Música permeia nossa existência, e certamente transitar nesse mundo sem se deixar levar por melodias, tornaria nosso passeio por aqui sem sentido. Quando ouvimos aquele som que vai ao encontro do que nos move, ainda conseguimos ter fé na humanidade, seja pela beleza e poesia ou pela mensagem crua e direta, que nos faz pensar o mundo. Mas qual a razão dessa divagação? É muito simples: apenas para reforçar que shows como o do Metá Metá são uma experiência que você deveria considerar na sua vida, como muitos dos que estiveram no Circo Voador no último sábado (14), puderam comprovar.

Mas antes, o público conferiu uma abertura de classe: a banda paulistana de pós-punk As Mercenárias, que fez seu debut na mítica lona a convite do próprio Metá Metá.

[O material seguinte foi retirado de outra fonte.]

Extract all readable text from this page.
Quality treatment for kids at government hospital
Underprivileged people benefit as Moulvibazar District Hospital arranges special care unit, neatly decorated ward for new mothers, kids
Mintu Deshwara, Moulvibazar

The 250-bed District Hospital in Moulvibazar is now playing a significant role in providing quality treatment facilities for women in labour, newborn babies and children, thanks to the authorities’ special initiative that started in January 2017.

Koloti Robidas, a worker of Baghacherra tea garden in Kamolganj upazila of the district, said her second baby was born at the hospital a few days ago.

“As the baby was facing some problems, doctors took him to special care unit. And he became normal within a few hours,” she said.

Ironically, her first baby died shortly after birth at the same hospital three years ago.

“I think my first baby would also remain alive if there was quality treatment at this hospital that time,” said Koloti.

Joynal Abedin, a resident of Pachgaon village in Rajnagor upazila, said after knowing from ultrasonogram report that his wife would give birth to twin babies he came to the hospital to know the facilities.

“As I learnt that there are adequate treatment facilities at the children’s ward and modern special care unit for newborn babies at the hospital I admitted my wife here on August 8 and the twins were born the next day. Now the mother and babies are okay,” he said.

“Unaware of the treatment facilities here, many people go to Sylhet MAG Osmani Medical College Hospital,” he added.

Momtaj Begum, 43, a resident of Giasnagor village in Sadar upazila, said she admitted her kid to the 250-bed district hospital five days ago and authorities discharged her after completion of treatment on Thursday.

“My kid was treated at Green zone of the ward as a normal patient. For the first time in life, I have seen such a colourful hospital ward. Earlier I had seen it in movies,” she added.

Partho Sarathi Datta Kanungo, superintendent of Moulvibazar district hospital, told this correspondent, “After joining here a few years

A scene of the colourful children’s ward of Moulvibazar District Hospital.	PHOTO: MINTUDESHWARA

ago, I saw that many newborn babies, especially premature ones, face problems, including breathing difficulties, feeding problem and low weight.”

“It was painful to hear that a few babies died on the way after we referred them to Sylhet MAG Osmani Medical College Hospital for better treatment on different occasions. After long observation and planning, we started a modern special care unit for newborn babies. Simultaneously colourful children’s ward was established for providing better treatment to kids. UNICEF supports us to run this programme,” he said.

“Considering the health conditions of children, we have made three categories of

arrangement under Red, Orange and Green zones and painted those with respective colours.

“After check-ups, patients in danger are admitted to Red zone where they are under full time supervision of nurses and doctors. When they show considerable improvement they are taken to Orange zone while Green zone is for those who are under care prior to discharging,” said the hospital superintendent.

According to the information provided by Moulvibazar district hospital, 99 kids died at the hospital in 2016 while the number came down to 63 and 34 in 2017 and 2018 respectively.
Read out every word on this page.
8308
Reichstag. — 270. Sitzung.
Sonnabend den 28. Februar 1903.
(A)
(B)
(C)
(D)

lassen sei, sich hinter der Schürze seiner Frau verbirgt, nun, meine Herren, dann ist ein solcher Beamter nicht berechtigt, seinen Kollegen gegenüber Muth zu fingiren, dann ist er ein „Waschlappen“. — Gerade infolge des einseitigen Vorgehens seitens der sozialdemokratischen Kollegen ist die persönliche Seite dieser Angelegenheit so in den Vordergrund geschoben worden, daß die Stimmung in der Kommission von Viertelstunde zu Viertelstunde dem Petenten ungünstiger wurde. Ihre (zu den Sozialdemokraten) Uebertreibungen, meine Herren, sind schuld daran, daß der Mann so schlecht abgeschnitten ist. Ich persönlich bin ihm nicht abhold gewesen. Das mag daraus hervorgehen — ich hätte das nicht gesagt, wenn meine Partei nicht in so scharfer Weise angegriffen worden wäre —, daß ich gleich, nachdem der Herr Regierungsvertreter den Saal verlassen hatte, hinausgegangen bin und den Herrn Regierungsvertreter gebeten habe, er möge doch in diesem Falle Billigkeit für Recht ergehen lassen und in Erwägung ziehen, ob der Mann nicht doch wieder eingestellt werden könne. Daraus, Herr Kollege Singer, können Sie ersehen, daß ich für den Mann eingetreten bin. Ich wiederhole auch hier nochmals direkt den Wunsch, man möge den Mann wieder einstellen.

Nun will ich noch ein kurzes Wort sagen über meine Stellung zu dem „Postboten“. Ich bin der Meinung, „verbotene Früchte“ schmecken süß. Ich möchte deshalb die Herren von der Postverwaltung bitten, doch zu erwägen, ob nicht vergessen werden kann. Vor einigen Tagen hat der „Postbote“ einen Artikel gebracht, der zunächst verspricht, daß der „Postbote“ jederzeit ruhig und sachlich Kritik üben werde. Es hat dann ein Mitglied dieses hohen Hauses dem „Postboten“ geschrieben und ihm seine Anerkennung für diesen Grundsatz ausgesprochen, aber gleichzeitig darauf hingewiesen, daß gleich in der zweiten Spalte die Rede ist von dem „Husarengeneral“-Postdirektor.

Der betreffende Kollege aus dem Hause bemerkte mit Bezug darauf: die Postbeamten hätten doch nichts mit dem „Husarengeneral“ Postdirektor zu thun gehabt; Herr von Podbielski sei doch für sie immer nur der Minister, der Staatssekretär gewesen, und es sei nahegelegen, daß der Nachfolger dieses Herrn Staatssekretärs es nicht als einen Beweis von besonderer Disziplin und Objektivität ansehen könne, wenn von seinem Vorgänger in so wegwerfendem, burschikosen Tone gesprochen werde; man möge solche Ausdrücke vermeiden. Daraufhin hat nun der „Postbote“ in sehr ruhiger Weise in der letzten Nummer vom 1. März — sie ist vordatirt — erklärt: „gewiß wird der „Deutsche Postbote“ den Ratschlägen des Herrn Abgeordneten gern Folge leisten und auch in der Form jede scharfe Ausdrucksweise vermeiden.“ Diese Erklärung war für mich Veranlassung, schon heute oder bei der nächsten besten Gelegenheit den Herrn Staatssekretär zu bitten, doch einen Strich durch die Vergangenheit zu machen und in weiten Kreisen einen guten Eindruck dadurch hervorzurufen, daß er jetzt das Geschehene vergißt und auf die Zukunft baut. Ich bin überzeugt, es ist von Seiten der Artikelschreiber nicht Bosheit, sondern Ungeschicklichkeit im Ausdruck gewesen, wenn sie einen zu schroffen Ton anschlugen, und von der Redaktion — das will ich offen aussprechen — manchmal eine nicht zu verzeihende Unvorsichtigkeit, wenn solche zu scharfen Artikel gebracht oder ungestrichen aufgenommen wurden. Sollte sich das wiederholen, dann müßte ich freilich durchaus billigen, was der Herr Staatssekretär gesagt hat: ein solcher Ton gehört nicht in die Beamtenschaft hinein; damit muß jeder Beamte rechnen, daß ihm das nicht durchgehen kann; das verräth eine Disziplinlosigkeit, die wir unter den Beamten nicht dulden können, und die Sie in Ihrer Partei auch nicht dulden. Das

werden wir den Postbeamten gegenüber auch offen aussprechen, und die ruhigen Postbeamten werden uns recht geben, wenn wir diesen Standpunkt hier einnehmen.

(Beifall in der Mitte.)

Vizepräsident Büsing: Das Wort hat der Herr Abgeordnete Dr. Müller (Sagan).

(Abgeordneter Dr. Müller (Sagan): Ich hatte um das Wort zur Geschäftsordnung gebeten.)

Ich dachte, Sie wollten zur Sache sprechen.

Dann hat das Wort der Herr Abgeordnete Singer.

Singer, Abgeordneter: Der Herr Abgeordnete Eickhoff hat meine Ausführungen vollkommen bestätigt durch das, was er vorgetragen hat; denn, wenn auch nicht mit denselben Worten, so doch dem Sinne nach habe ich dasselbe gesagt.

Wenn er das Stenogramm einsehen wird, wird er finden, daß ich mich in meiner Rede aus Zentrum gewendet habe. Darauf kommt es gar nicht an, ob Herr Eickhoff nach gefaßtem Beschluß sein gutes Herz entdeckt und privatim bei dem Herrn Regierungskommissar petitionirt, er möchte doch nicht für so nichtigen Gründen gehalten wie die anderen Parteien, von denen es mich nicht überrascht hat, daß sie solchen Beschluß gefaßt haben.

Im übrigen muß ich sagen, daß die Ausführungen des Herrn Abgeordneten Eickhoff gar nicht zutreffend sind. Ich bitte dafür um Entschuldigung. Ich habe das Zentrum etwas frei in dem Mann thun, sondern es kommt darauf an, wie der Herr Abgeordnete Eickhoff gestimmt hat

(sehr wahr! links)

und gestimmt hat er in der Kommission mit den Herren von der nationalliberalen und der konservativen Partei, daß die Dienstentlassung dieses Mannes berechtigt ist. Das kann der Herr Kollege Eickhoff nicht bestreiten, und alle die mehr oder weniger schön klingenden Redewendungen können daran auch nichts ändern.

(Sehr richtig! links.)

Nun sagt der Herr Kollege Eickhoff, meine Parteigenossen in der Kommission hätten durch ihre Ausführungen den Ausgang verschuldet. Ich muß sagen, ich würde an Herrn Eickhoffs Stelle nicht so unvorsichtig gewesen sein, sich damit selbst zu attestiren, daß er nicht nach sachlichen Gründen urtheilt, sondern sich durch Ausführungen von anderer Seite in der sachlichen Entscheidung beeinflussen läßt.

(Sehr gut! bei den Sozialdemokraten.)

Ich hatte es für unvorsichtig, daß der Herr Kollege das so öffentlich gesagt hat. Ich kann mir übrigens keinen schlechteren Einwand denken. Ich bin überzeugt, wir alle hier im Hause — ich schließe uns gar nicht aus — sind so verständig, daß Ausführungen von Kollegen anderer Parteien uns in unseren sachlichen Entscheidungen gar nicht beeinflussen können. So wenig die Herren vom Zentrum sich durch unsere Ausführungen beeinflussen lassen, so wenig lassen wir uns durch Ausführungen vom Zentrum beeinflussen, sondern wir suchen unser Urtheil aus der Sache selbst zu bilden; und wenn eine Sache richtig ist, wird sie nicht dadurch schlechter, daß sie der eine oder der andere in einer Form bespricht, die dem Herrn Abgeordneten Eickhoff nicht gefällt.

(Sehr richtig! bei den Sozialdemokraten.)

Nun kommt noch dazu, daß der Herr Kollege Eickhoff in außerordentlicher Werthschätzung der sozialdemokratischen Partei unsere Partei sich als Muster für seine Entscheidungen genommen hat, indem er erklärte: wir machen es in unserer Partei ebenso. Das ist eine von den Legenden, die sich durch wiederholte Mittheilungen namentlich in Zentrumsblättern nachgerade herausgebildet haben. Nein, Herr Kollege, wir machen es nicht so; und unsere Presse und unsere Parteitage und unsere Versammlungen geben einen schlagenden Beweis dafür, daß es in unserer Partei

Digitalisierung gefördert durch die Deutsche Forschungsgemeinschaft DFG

Uma espécie de acerto de contas até com a história do Circo, que sempre esteve na vanguarda, assim como o grupo liderado por Sandra Coutinho, única integrante que permanece na banda desde a formação em 1982. Vale lembrar que a primeira vez da banda no Rio foi apenas em 2016, o que impressiona considerando os seus mais de 30 anos de história.

Quem compareceu, teve a chance de ver um pouco da história do rock nacional acontecer ao vivo. A banda não deu trégua aos presentes ao longo de uma hora de show, e enquanto o pessoal ainda chegava, o trio formado por Sandra Coutinho (vocal e baixo), Michelle Abu (bateria) e Mari Crestani (guitarra), sem firulas e muita irreverência, atirou à queima-roupa sonzeiras como “Polícia”, “Pânico”, “A honra” e “Inimigo”, que ao vivo ficaram robustas com o vigor do punk.

Mas não apenas a visceralidade do som capta nossa atenção, afinal, como letras escritas há 30 anos podem soar tão contemporâneas? Críticas à segurança pública (“Polícia”), à Igreja dos homens (“Santa Igreja”), à política institucional (“Somos milhões”, “Inimigo”, “Pânico”), reflexão sobre o tempo como bem valioso (“Me perco”) e sobre o narcisismo (“Imagem”), tudo nos parece assustadoramente familiares. Nada como esbravejar contra o que nos incomoda, e o público comungou a catarse lindamente, com pogo, palavrão, caos e toda reverência que a banda merece. Vida longa às Mercenárias!

Depois disso, público mais que aquecido e preparado para receber a grande atração da noite. O Metá Metá retornou ao Circo Voador após show em junho de 2016, quando havia acabado de lançar “MM3”, celebrado pela crítica e abraçado pelo público, o que ficou evidente em mais uma apresentação épica na casa.
Ao acompanhar a banda em ação, é possível entender o que arrebata a plateia. A sensação de tomar parte em uma solenidade quase religiosa, faz os presentes se entregarem e serem cúmplices. Afinal, a relação artista-público não estaria próxima de uma espécie de culto? Mas se você não professa uma fé específica, não é empecilho para se deixar levar, basta a fé na boa música.

A voz marcante de Juçara Marçal, guia o coro que celebra a força da espiritualidade, como em “Oya”, “Rainha das Cabeças” ou “São Jorge”; o sax de Thiago França, cria uma atmosfera sofisticada, como na soturna “Três amigos”, ou festiva, como em “Angouleme”; somada à guitarra de Kiko Dinucci, que marca o vigor do rock, que pulsa em faixas como “Imagem do Amor” e “Atotô”. O que poderia ser ousadia ao entrelaçar elementos da música afro, jazz, rock e sons regionais, resulta em uma sonoridade para apreciar com a mente e o coração.

Como não poderia ficar melhor, ao retornar para o bis, As Mercenárias são convocadas ao palco para dividirem “Me perco nesse tempo”, originalmente da banda paulistana, que ganhou uma releitura encorpada do Metá Metá. Ainda houve fôlego para “Toque certeiro” e “São Jorge”, mas o público sedento clamou por mais uma. E em uma espécie de agradecimento, a banda retribuiu com “Tristeza não”, fechando a noite de forma poética, como os versos desta faixa, que de alguma forma, podem resumir a essência da banda: “Corre, anda, rasteja / Peleja sim, coração / Em busca da beleza”.